In his previous feature, the mostly risible 7-aum Arivu, Murugadoss struggled to find a balance between the demands of the story and the desire to enshrine his hero – but in Thuppakki, he locates the magical mean. So on the one hand we follow the sober tale of a soldier in the Indian Army (namely, the Character) who wipes out a significant threat from a terrorist organisation’s sleeper cells, and on the other, we bask in thrills from a hero (namely, the Archetype) who swaggers through this mission in style. The narration is clean, uninterrupted by comedy (at least the intentional kind), and Murugadoss keeps guessing us throughout about Jagdish’s motives and methods. The only serious flaw is the mood-dampening track with Nisha (Kajal Agarwal). We often hear from disgruntled viewers about how our filmmakers need screenplay-writing classes. More urgent may be a seminar along these lines: How to Integrate the Heroine into a Hero-oriented Blockbuster without Making Her Look Like a Loosu Ponnu. It’s painful every time we leave the story for a romantic interlude, and Jayaram, as a portly army officer who’s Jagdish’s rival for Nisha’s affections, adds to the agony.
None of the supporting characters, in fact, make any kind of impression. Jagdish’s family is outlined in quick strokes – a mother who comments on his kutti dhaadi, a sister who screams at him for using her as bait.

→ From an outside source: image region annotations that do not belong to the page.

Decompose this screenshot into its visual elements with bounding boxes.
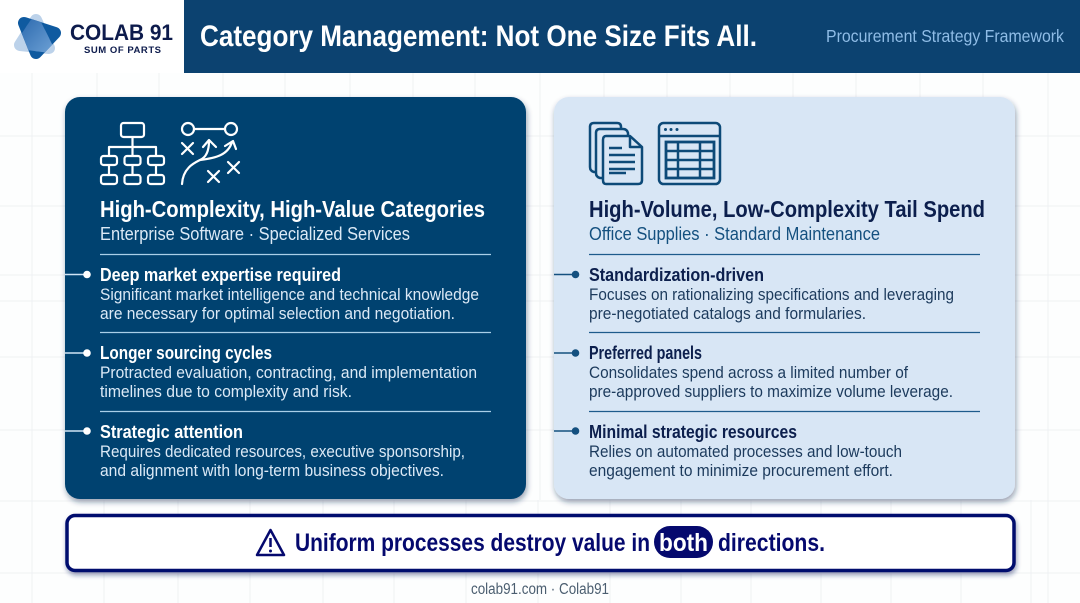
item: deep market expertise: are necessary for optimal selection and negotiation. bbox=[100, 305, 455, 323]
panel: tail spend bbox=[554, 97, 1015, 499]
panel subheading: Office Supplies · Standard Maintenance bbox=[589, 224, 880, 244]
panel heading: High-Volume, Low-Complexity Tail Spend bbox=[589, 196, 985, 222]
panel: high-complexity categories bbox=[65, 97, 526, 499]
item: minimal strategic resources: Minimal strategic resources bbox=[589, 422, 797, 442]
header bar bbox=[0, 0, 1080, 73]
icon: warning triangle bbox=[257, 530, 284, 555]
item: standardization-driven bbox=[554, 265, 954, 323]
icon: strategy playbook bbox=[182, 123, 239, 184]
item: deep market expertise: Deep market expertise required bbox=[100, 265, 341, 285]
logo wordmark bbox=[70, 20, 173, 56]
item: minimal strategic resources bbox=[554, 422, 902, 480]
item: strategic attention: and alignment with long-term business objectives. bbox=[100, 462, 444, 480]
item: longer sourcing cycles: timelines due to complexity and risk. bbox=[100, 383, 352, 401]
item: longer sourcing cycles bbox=[65, 343, 477, 401]
item: longer sourcing cycles: Protracted evaluation, contracting, and implementation bbox=[100, 364, 477, 382]
panel heading: High-Complexity, High-Value Categories bbox=[100, 196, 485, 222]
icon: org chart bbox=[101, 123, 164, 184]
icon: table window bbox=[659, 123, 720, 184]
logo block bbox=[0, 0, 184, 73]
item: preferred panels: Preferred panels bbox=[589, 343, 702, 363]
item: longer sourcing cycles: Longer sourcing cycles bbox=[100, 343, 272, 363]
item: minimal strategic resources: Relies on automated processes and low-touch bbox=[589, 443, 902, 461]
logo wordmark: COLAB 91 bbox=[70, 20, 173, 45]
item: strategic attention: Strategic attention bbox=[100, 422, 243, 442]
panel subheading: Enterprise Software · Specialized Services bbox=[100, 224, 410, 244]
item: preferred panels bbox=[554, 343, 953, 401]
callout banner bbox=[67, 516, 1014, 570]
item: deep market expertise bbox=[65, 265, 479, 323]
item: preferred panels: pre-approved suppliers to maximize volume leverage. bbox=[589, 383, 953, 401]
title: Category Management: Not One Size Fits All. bbox=[200, 20, 757, 53]
footer: colab91.com · Colab91 bbox=[471, 581, 609, 598]
callout text: Uniform processes destroy value in bbox=[295, 529, 650, 557]
item: standardization-driven: Standardization-driven bbox=[589, 265, 764, 285]
highlighted word: both bbox=[659, 529, 708, 557]
logo wordmark: SUM OF PARTS bbox=[84, 45, 161, 56]
icon: document stack bbox=[590, 123, 642, 184]
callout text end: directions. bbox=[718, 529, 825, 557]
item: deep market expertise: Significant market intelligence and technical knowledge bbox=[100, 286, 479, 304]
item: standardization-driven: pre-negotiated catalogs and formularies. bbox=[589, 305, 866, 323]
item: strategic attention: Requires dedicated resources, executive sponsorship, bbox=[100, 443, 465, 461]
item: minimal strategic resources: engagement to minimize procurement effort. bbox=[589, 462, 893, 480]
item: standardization-driven: Focuses on rationalizing specifications and leveraging bbox=[589, 286, 954, 304]
icon: logo mark bbox=[20, 20, 55, 53]
item: strategic attention bbox=[65, 422, 465, 480]
item: preferred panels: Consolidates spend across a limited number of bbox=[589, 364, 908, 382]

We don’t know these people, and when danger befalls them we don’t pray anxiously for their rescue – they are as anonymous to us as the children on the school bus that’s bombed, simply a statistic to raise the stakes. This is true of the bad guys too. When a terrorist is killed and his face appears on TV, Murugadoss cuts to a cherubic little boy pointing to the image and recognising his father. This is filmmaking on the assumption that the mere sight of innocents is enough to wring tears from us, that they don’t have to be developed into characters we come to care about. But the villain (Vidyut Jamwal, a refreshingly icy presence), thankfully, is shaped with care. His deductive processes are as painstakingly laid out as the hero’s, even if they’re sometimes downright laughable.

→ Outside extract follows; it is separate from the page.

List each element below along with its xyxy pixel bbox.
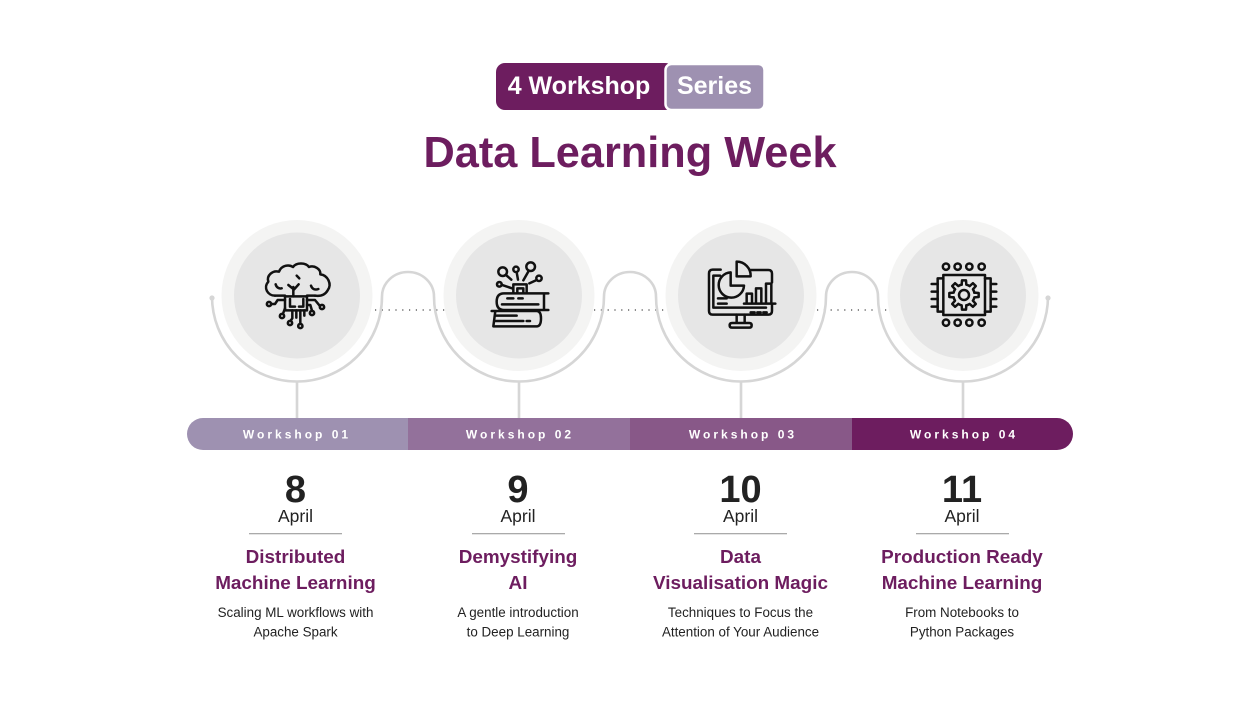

Taken as “just a Tamil film,” however dismissive that sounds, Thuppakki is a welcome surprise. And yet, what does it say that even a B-grade… no, make that C-grade Hollywood action entry like Simon West’s Stolen has more organic storytelling, character integration, and comedy and stunt-sequence segues? Let’s not go there now – but it’s impossible not to mention the look of this ambitious film. The opening credits appear over evocatively rendered graphics of Mumbai, featuring cut-outs of dabbawallahs, throngs in trains, those definitive buildings – and that’s about the extent of real atmosphere. The rest of the time, we hear names of places – Powai, Matunga – but this could be Anycity, India. The shockingly impersonal nature of Santosh Sivan’s camerawork is in tune with our rather generic hero. Jagdish is a vigilante. He takes out a toolkit and snaps off fingers of terrorists, and with others, he engineers deaths that resemble suicides. Where, you may wonder, is his edge? The part needed to be played by Mel Gibson at his maddest, careening between contempt for his own life and contempt for the lives of others. We get, instead, a nonchalant Vijay, whose every line reading suggests that he’s too cool to get worked up over this stuff. At least, he works his fans into a frenzy.